- Born: July 5, 1912
- Died: June 23, 1990 (aged 77)
- Education: Cornell University, University of Rochester (PhD 1938)
- Known for: A Graphical Analysis of the Respiratory Gas Exchange
- Scientific career
- Fields: Physiology
- Institutions: University of Rochester, University at Buffalo

= Hermann Rahn =

American physiologist (1912-1990)

Hermann Rahn (July 5, 1912 – June 23, 1990) was an early leader in the field of environmental physiology. He graduated from Cornell University in 1933. Starting out in the field of zoology with a PhD from University of Rochester (1938), Rahn began teaching physiology at the University of Rochester in 1941. It was there that he partnered with Wallace O. Fenn to publish A Graphical Analysis of the Respiratory Gas Exchange in 1955. This paper included the landmark O_{2}-CO_{2} diagram, which formed basis for much of Rahn's future work.

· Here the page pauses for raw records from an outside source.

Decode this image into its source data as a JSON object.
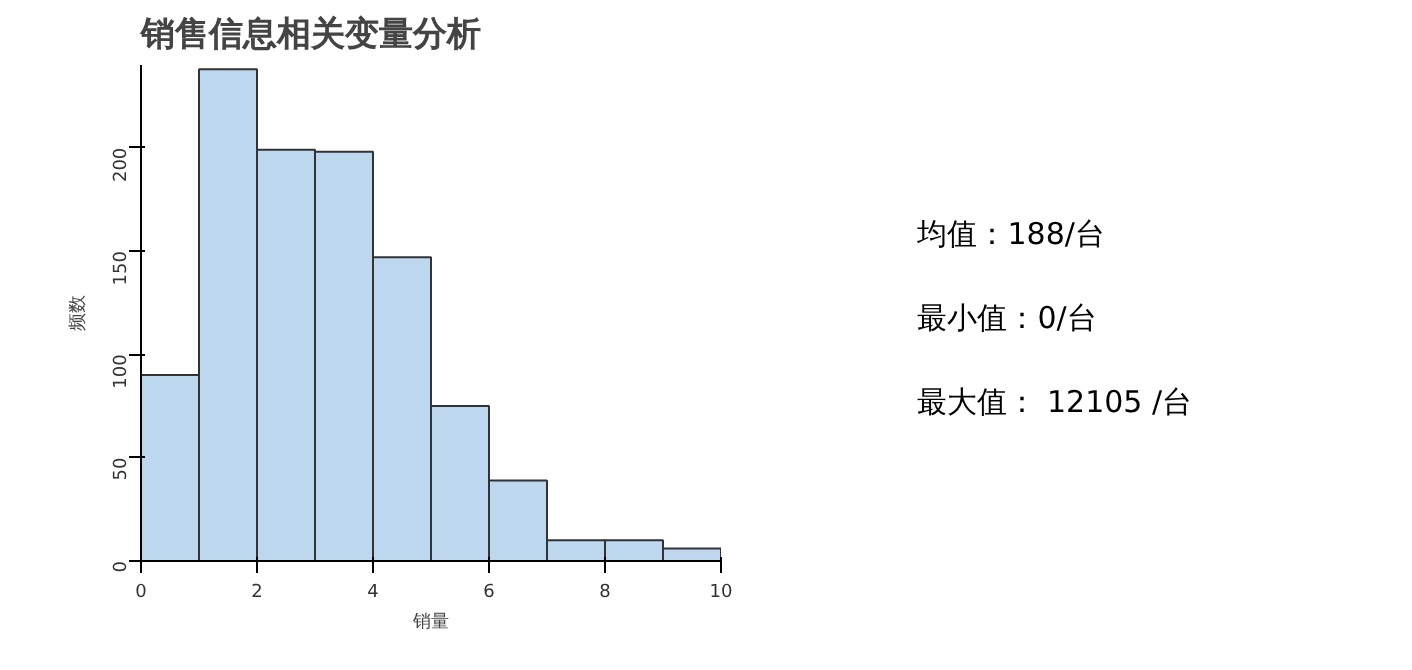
{
  "chart_data": {
    "type": "histogram",
    "title": "销售信息相关变量分析",
    "xlabel": "销量",
    "ylabel": "频数",
    "bins": [
      0,
      1,
      2,
      3,
      4,
      5,
      6,
      7,
      8,
      9,
      10
    ],
    "values": [
      90,
      238,
      199,
      198,
      147,
      75,
      39,
      10,
      10,
      6
    ],
    "color": "#bdd7ee",
    "xlim": [
      0,
      10
    ],
    "ylim": [
      0,
      240
    ],
    "xticks": [
      0,
      2,
      4,
      6,
      8,
      10
    ],
    "yticks": [
      0,
      50,
      100,
      150,
      200
    ],
    "grid": false,
    "annotations": [
      "均值：188/台",
      "最小值：0/台",
      "最大值： 12105 /台"
    ]
  }
}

Rahn's research into applications of this diagram lead to the development of aerospace medicine and advancements in hyperbaric breathing and high-altitude respiration.

Rahn later joined the University at Buffalo in 1956 as the Lawrence D. Bell Professor and chairman of the Department of Physiology. As chairman, Rahn surrounded himself with outstanding faculty and made the university an international research center in environmental physiology. He was elected to the American Academy of Arts and Sciences in 1966 and the National Academy of Sciences in 1968. He served as the President of the American Physiological Society from 1963 to 1964.

In 1981, Hermann Rahn became a founding member of the World Cultural Council.